Questions - part 1

Questions - part 1

After many years of building a business and working on digital products, I've found that one of the most critical skills you need is to ask good questions.

Too often, myself or others did not come up with the right question while we started working on the solutions.

The result: you end up with something entirely useless.

But what is a question? And why are they so important?

Questions organize our thinking around what we don't know. Thinking - for yourself - is mainly about asking questions. If you would like information from another brain, asking a question is the tool to achieve this.

Tim Ferris gave some advice around asking questions while having a conversation, he says that the order of asking questions is essential. Don't start with the hard questions; begin with the easier ones to receive better answers. Besides that, make sure questions don't take too much time to answer; asking for a favorite book is hard since people read many book, it's too broad, but if you ask which book you gave away most often, it is easier to reply.
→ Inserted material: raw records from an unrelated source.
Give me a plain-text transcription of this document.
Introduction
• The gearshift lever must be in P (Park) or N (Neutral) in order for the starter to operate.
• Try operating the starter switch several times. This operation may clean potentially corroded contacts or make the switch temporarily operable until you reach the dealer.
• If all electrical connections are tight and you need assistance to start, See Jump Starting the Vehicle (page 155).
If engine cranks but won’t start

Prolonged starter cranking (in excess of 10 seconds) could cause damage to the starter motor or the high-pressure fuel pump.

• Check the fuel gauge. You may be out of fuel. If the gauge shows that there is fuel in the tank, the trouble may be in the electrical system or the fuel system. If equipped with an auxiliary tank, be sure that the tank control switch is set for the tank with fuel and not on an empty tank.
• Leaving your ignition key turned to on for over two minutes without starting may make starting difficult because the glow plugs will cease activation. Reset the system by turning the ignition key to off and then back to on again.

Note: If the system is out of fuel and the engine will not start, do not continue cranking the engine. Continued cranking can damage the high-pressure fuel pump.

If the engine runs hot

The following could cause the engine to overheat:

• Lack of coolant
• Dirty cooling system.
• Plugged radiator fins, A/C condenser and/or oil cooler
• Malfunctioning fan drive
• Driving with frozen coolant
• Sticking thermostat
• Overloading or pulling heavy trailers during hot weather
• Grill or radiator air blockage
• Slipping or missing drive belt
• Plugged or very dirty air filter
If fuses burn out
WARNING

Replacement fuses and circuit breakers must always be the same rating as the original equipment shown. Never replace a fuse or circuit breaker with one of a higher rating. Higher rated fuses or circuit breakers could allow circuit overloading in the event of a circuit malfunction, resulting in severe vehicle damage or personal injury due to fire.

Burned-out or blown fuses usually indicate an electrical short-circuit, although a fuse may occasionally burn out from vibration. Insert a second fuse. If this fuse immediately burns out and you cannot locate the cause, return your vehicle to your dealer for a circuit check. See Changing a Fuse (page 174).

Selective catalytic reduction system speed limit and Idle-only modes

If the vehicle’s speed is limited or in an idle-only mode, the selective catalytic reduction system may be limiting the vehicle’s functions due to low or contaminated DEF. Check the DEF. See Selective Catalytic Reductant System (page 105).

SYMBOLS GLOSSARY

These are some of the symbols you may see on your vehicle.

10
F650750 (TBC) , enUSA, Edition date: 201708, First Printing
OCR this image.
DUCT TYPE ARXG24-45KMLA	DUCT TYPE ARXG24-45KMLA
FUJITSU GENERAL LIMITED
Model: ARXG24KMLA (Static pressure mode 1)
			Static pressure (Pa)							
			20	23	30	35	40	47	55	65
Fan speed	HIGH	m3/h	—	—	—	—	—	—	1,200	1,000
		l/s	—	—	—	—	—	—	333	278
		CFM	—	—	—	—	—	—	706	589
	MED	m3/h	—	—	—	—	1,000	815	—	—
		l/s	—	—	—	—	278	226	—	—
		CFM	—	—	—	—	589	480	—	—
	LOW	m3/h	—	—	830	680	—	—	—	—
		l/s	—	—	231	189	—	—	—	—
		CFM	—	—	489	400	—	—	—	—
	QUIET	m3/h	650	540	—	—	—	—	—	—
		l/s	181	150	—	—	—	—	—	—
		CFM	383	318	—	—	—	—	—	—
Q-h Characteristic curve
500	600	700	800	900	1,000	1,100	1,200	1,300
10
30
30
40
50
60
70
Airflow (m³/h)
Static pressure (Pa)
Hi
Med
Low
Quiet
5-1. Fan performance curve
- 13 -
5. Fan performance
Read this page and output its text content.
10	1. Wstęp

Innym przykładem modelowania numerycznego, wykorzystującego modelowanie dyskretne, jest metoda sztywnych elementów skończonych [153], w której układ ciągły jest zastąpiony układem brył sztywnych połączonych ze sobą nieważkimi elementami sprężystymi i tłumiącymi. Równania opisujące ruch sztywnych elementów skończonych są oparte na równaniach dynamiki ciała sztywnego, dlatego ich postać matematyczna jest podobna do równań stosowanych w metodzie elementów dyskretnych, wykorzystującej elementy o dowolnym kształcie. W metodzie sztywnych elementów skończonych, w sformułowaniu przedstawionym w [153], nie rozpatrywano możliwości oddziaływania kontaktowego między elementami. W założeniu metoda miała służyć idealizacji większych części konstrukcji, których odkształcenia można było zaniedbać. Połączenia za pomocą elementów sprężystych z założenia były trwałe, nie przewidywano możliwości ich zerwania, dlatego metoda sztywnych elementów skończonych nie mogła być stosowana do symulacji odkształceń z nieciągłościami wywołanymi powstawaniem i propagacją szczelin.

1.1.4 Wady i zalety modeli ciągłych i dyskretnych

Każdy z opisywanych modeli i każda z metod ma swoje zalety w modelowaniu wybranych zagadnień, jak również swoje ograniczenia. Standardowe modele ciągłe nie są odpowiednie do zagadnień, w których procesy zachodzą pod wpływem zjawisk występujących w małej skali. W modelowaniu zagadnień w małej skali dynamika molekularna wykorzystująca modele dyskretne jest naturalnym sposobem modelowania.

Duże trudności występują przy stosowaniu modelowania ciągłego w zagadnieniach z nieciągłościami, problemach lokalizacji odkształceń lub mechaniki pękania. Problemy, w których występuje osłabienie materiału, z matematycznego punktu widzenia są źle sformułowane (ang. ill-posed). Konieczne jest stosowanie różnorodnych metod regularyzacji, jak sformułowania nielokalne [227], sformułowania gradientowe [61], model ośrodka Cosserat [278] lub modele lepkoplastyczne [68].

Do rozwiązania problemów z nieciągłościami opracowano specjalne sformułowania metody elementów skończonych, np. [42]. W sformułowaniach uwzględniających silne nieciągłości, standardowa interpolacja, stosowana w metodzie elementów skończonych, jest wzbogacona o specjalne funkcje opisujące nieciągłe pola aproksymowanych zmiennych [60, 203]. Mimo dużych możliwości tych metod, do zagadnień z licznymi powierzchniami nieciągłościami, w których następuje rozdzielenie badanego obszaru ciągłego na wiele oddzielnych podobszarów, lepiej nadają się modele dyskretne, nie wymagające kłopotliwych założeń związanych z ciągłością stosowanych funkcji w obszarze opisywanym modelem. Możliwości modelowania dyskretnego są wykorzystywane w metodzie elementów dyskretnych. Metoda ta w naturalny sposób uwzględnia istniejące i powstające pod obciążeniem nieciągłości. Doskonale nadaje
For innovation, questions are more important than answers; questions are at the root of creation. Elon Musk says; when your question is correct, the answer in most cases follows relatively easy.

Four-year-old kids ask around 300 questions a day; this is close to zero when they leave school. This is because parents get tired of answering all the different questions, teachers only look for answers, and bosses don't want to be questioned: 'this is the way we do it.'

We stop being curious.

But the 'curiosity questions' are at the root of new ideas. It's how we challange how things work, they open the door to improvements.

We ask better questions when we begin to ask more questions and basically become error-correcting machines.

We need to create time to think and less distractions. The four-year-old kid who asks 'why why why' all the time is the person who discovers the world around here, and why should we stop exploring?